Quick questions guys...do you cure ink with light pressure or just hoover cure ink or uv tunnel? also what type of paper do you use if using heat pressure curing..I tried teflon paper kraft paper parchment paper and still sticking to the print..what is causing those holes and fibers poping ups as well, i suppose. Im about to try option: hover cure for 30 secs, following with light pressure for 50-60 secs.


----------



## TABOB (Feb 13, 2018)

*Pretreatment:*
The best way to dry the pretreatment is using a forced air conveyor drier.
Then you do a quick 5 second press with a Teflon sheet and you are ready to print.
The same applies when using "ready to print" shirts, which have actually been dried in a tumble dryer. 

*Ink:*
The best way to cure DTG ink is using a forced air dryer, followed by 15 seconds on the heat press.
However, you may have washabillity issues if you are using too much pretreatment, as there is nothing to push the ink into the fabric.

No pressure is needed when curing with a heat press, but it does help when excessive pretreat has been applied.
Pressure affects the colors, but will push the ink into the fabric, improving washability


----------



## DTG Merch (Apr 21, 2019)

Hello Gigantwear, hope you doing well today!
Well... I can't agree more with TABOB. All is said in his message. (and WELL said!)

What I can add is this; during my trips installing machines around the world, I have seen a lot of "ideas" on drying and curing t-shirts.
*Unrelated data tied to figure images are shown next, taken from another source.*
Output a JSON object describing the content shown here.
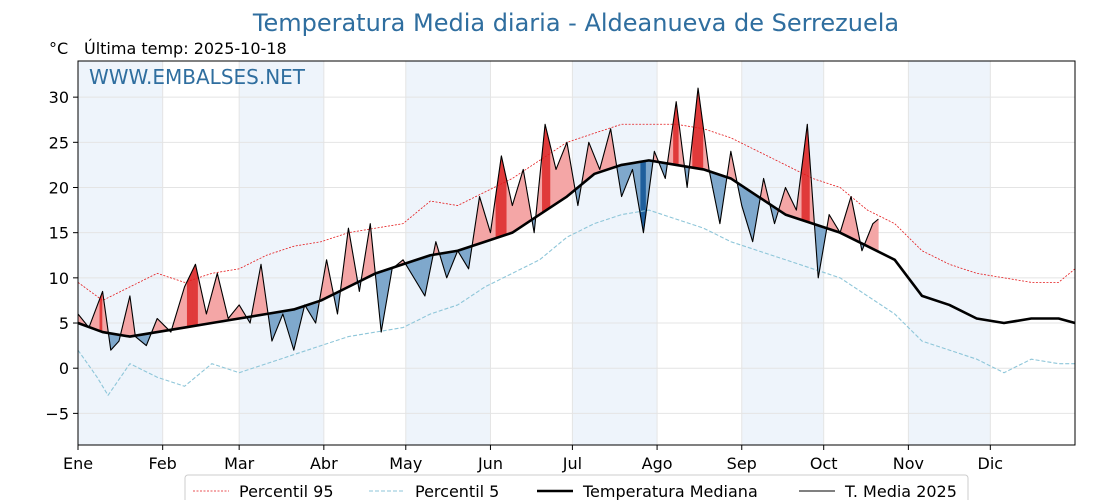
{
  "chart_data": {
    "type": "line",
    "title": "Temperatura Media diaria - Aldeanueva de Serrezuela",
    "unit_label": "°C",
    "last_temp_label": "Última temp: 2025-10-18",
    "watermark": "WWW.EMBALSES.NET",
    "ylim": [
      -8.5,
      34
    ],
    "xlim": [
      1,
      366
    ],
    "y_ticks": [
      -5,
      0,
      5,
      10,
      15,
      20,
      25,
      30
    ],
    "x_ticks": [
      {
        "label": "Ene",
        "day": 1
      },
      {
        "label": "Feb",
        "day": 32
      },
      {
        "label": "Mar",
        "day": 60
      },
      {
        "label": "Abr",
        "day": 91
      },
      {
        "label": "May",
        "day": 121
      },
      {
        "label": "Jun",
        "day": 152
      },
      {
        "label": "Jul",
        "day": 182
      },
      {
        "label": "Ago",
        "day": 213
      },
      {
        "label": "Sep",
        "day": 244
      },
      {
        "label": "Oct",
        "day": 274
      },
      {
        "label": "Nov",
        "day": 305
      },
      {
        "label": "Dic",
        "day": 335
      }
    ],
    "shaded_month_bands": [
      [
        1,
        32
      ],
      [
        60,
        91
      ],
      [
        121,
        152
      ],
      [
        182,
        213
      ],
      [
        244,
        274
      ],
      [
        305,
        335
      ]
    ],
    "grid": true,
    "legend_position": "bottom",
    "colors": {
      "p95": "#e41a1c",
      "p5": "#8ec6d9",
      "median": "#000000",
      "current": "#000000",
      "above_fill": "#f4a6a6",
      "above_fill_strong": "#e03a3a",
      "below_fill": "#7fa8cc",
      "below_fill_strong": "#1f5f9c",
      "band": "#eef4fb",
      "title": "#2f6e9f"
    },
    "series": [
      {
        "name": "Percentil 95",
        "key": "p95",
        "points": [
          [
            1,
            9.5
          ],
          [
            10,
            7.5
          ],
          [
            20,
            9
          ],
          [
            30,
            10.5
          ],
          [
            40,
            9.5
          ],
          [
            50,
            10.5
          ],
          [
            60,
            11
          ],
          [
            70,
            12.5
          ],
          [
            80,
            13.5
          ],
          [
            90,
            14
          ],
          [
            100,
            15
          ],
          [
            110,
            15.5
          ],
          [
            120,
            16
          ],
          [
            130,
            18.5
          ],
          [
            140,
            18
          ],
          [
            150,
            19.5
          ],
          [
            160,
            21
          ],
          [
            170,
            23
          ],
          [
            180,
            25
          ],
          [
            190,
            26
          ],
          [
            200,
            27
          ],
          [
            210,
            27
          ],
          [
            220,
            27
          ],
          [
            230,
            26.5
          ],
          [
            240,
            25.5
          ],
          [
            250,
            24
          ],
          [
            260,
            22.5
          ],
          [
            270,
            21
          ],
          [
            280,
            20
          ],
          [
            290,
            17.5
          ],
          [
            300,
            16
          ],
          [
            310,
            13
          ],
          [
            320,
            11.5
          ],
          [
            330,
            10.5
          ],
          [
            340,
            10
          ],
          [
            350,
            9.5
          ],
          [
            360,
            9.5
          ],
          [
            366,
            11
          ]
        ]
      },
      {
        "name": "Percentil 5",
        "key": "p5",
        "points": [
          [
            1,
            2
          ],
          [
            8,
            -1
          ],
          [
            12,
            -3
          ],
          [
            20,
            0.5
          ],
          [
            30,
            -1
          ],
          [
            40,
            -2
          ],
          [
            50,
            0.5
          ],
          [
            60,
            -0.5
          ],
          [
            70,
            0.5
          ],
          [
            80,
            1.5
          ],
          [
            90,
            2.5
          ],
          [
            100,
            3.5
          ],
          [
            110,
            4
          ],
          [
            120,
            4.5
          ],
          [
            130,
            6
          ],
          [
            140,
            7
          ],
          [
            150,
            9
          ],
          [
            160,
            10.5
          ],
          [
            170,
            12
          ],
          [
            180,
            14.5
          ],
          [
            190,
            16
          ],
          [
            200,
            17
          ],
          [
            210,
            17.5
          ],
          [
            220,
            16.5
          ],
          [
            230,
            15.5
          ],
          [
            240,
            14
          ],
          [
            250,
            13
          ],
          [
            260,
            12
          ],
          [
            270,
            11
          ],
          [
            280,
            10
          ],
          [
            290,
            8
          ],
          [
            300,
            6
          ],
          [
            310,
            3
          ],
          [
            320,
            2
          ],
          [
            330,
            1
          ],
          [
            340,
            -0.5
          ],
          [
            350,
            1
          ],
          [
            360,
            0.5
          ],
          [
            366,
            0.5
          ]
        ]
      },
      {
        "name": "Temperatura Mediana",
        "key": "median",
        "points": [
          [
            1,
            5
          ],
          [
            10,
            4
          ],
          [
            20,
            3.5
          ],
          [
            30,
            4
          ],
          [
            40,
            4.5
          ],
          [
            50,
            5
          ],
          [
            60,
            5.5
          ],
          [
            70,
            6
          ],
          [
            80,
            6.5
          ],
          [
            90,
            7.5
          ],
          [
            100,
            9
          ],
          [
            110,
            10.5
          ],
          [
            120,
            11.5
          ],
          [
            130,
            12.5
          ],
          [
            140,
            13
          ],
          [
            150,
            14
          ],
          [
            160,
            15
          ],
          [
            170,
            17
          ],
          [
            180,
            19
          ],
          [
            190,
            21.5
          ],
          [
            200,
            22.5
          ],
          [
            210,
            23
          ],
          [
            220,
            22.5
          ],
          [
            230,
            22
          ],
          [
            240,
            21
          ],
          [
            250,
            19
          ],
          [
            260,
            17
          ],
          [
            270,
            16
          ],
          [
            280,
            15
          ],
          [
            290,
            13.5
          ],
          [
            300,
            12
          ],
          [
            310,
            8
          ],
          [
            320,
            7
          ],
          [
            330,
            5.5
          ],
          [
            340,
            5
          ],
          [
            350,
            5.5
          ],
          [
            360,
            5.5
          ],
          [
            366,
            5
          ]
        ]
      },
      {
        "name": "T. Media 2025",
        "key": "current",
        "points": [
          [
            1,
            6
          ],
          [
            5,
            4.5
          ],
          [
            10,
            8.5
          ],
          [
            13,
            2
          ],
          [
            16,
            3
          ],
          [
            20,
            8
          ],
          [
            22,
            3.5
          ],
          [
            26,
            2.5
          ],
          [
            30,
            5.5
          ],
          [
            35,
            4
          ],
          [
            40,
            9
          ],
          [
            44,
            11.5
          ],
          [
            48,
            6
          ],
          [
            52,
            10.5
          ],
          [
            56,
            5.5
          ],
          [
            60,
            7
          ],
          [
            64,
            5
          ],
          [
            68,
            11.5
          ],
          [
            72,
            3
          ],
          [
            76,
            6
          ],
          [
            80,
            2
          ],
          [
            84,
            7
          ],
          [
            88,
            5
          ],
          [
            92,
            12
          ],
          [
            96,
            6
          ],
          [
            100,
            15.5
          ],
          [
            104,
            8.5
          ],
          [
            108,
            16
          ],
          [
            112,
            4
          ],
          [
            116,
            11
          ],
          [
            120,
            12
          ],
          [
            124,
            10
          ],
          [
            128,
            8
          ],
          [
            132,
            14
          ],
          [
            136,
            10
          ],
          [
            140,
            13
          ],
          [
            144,
            11
          ],
          [
            148,
            19
          ],
          [
            152,
            15
          ],
          [
            156,
            23.5
          ],
          [
            160,
            18
          ],
          [
            164,
            22
          ],
          [
            168,
            15
          ],
          [
            172,
            27
          ],
          [
            176,
            22
          ],
          [
            180,
            25
          ],
          [
            184,
            18
          ],
          [
            188,
            25
          ],
          [
            192,
            22
          ],
          [
            196,
            26.5
          ],
          [
            200,
            19
          ],
          [
            204,
            22
          ],
          [
            208,
            15
          ],
          [
            212,
            24
          ],
          [
            216,
            21
          ],
          [
            220,
            29.5
          ],
          [
            224,
            20
          ],
          [
            228,
            31
          ],
          [
            232,
            22
          ],
          [
            236,
            16
          ],
          [
            240,
            24
          ],
          [
            244,
            18
          ],
          [
            248,
            14
          ],
          [
            252,
            21
          ],
          [
            256,
            16
          ],
          [
            260,
            20
          ],
          [
            264,
            17.5
          ],
          [
            268,
            27
          ],
          [
            272,
            10
          ],
          [
            276,
            17
          ],
          [
            280,
            15
          ],
          [
            284,
            19
          ],
          [
            288,
            13
          ],
          [
            292,
            16
          ],
          [
            294,
            16.5
          ]
        ]
      }
    ]
  }
}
However, I never tried these methods, since I had all the machinery I needed back in the factory. So, do it "at your own risk" 
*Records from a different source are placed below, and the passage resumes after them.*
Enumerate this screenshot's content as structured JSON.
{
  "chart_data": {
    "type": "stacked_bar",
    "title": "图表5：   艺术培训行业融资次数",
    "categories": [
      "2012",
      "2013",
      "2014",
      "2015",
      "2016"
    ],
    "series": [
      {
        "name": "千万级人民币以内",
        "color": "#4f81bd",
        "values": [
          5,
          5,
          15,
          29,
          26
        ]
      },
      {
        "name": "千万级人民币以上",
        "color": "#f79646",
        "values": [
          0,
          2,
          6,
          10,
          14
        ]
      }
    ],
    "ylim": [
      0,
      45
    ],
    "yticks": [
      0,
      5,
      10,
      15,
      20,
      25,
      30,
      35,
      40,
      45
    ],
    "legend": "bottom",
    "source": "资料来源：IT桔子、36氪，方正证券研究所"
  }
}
Pretreat and hang dry the t-shirts. Then, the next day, heat press it and print on.
Hover the printed area for a few seconds and then push down the heat press plate with the press paper you like.
The press paper to use: In my opinion, it depends on how do you want your print looks like after the HP. When you use the Teflon sheet, you gonna get a shiny look (like on screenprint). When you use parchment paper you get a mate/dull look on the print.

Hope that helps!


----------



## gigantwear (Oct 17, 2020)

@TABOB @DTG Merch thanks a lot guys for your help, im gonna try all the tips..I will update what works best. Stay Safe!


----------